Due anni fa, Qashoo ha un’idea: creare la “Gaza Cola”, una bevanda che - quando scoppia il conflitto fra Israele e la Palestina - diventa un simbolo di resilienza e solidarietà.
Nulla di politico, precisa in fondatore, si tratta del tentativo di tentare di salvare vite umane, ma perché l’operazione diventi credibile agli occhi del mondo, Osama capisce che è necessario un passaggio: tutto, della Gaza Cola, dev’essere palestinese, dagli ingredienti al confezionamento, per evitare ogni possibile sospetto di coinvolgimento delle multinazionali.
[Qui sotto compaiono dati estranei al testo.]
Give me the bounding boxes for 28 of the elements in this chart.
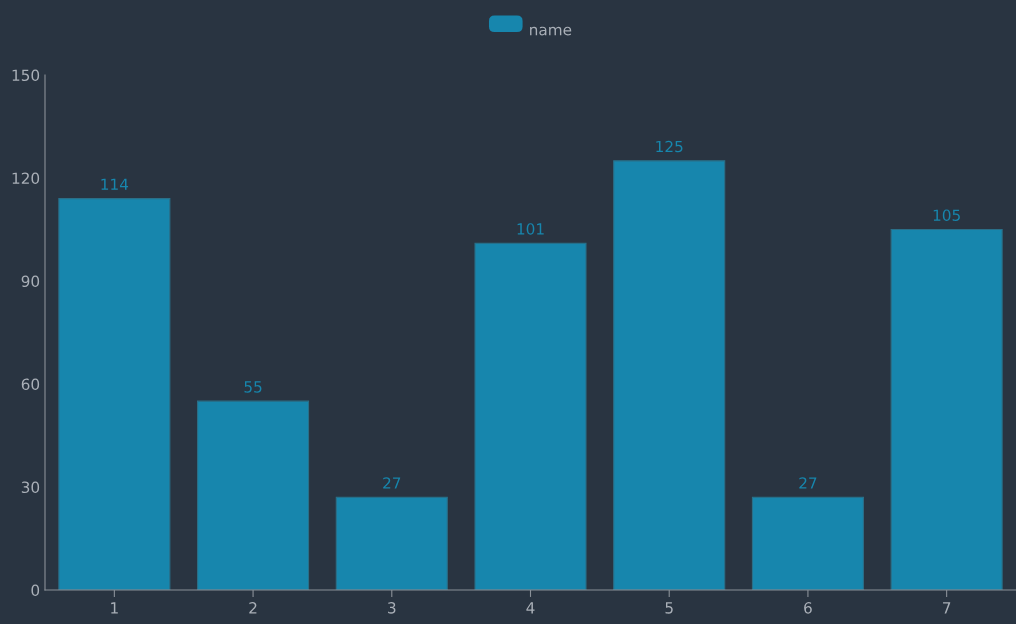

Certo, per la Gaza Cola competere con i grandi marchi del beverage è impossibile, ma l’intento non è quello, e con la distruzione sistematica della Palestina, Qashoo sceglie di concentrare gli sforzi e il denaro raccolto dalle vendite verso obiettivi precisi, come ad esempio la ricostruzione dell’ospedale di al-Karama, a Gaza City, raso al suolo dagli attacchi “senza alcun motivo” e al momento sostituito da un ospedale da campo.
Proprio in queste settimane, dopo essere stata lanciata nel Regno Unito per poi sbarcare in altri Paesi come Sudafrica, Australia, Spagna e Kuwait, la Gaza Cola sta arrivando anche in Italia, per diventare un aiuto concreto verso le popolazioni palestinesi, che secondo l’ONU sono ormai allo stremo e sull’orlo del collasso.
Disponibile in due versioni, con o senza zucchero, la Gaza Cola, riconoscibile per la lattina rossa decorata con la bandiera palestinese, la “kefiah” e le scritte in arabo, è realizzata e distribuita secondo criteri etici e dichiaratamente “Apartheid Free”.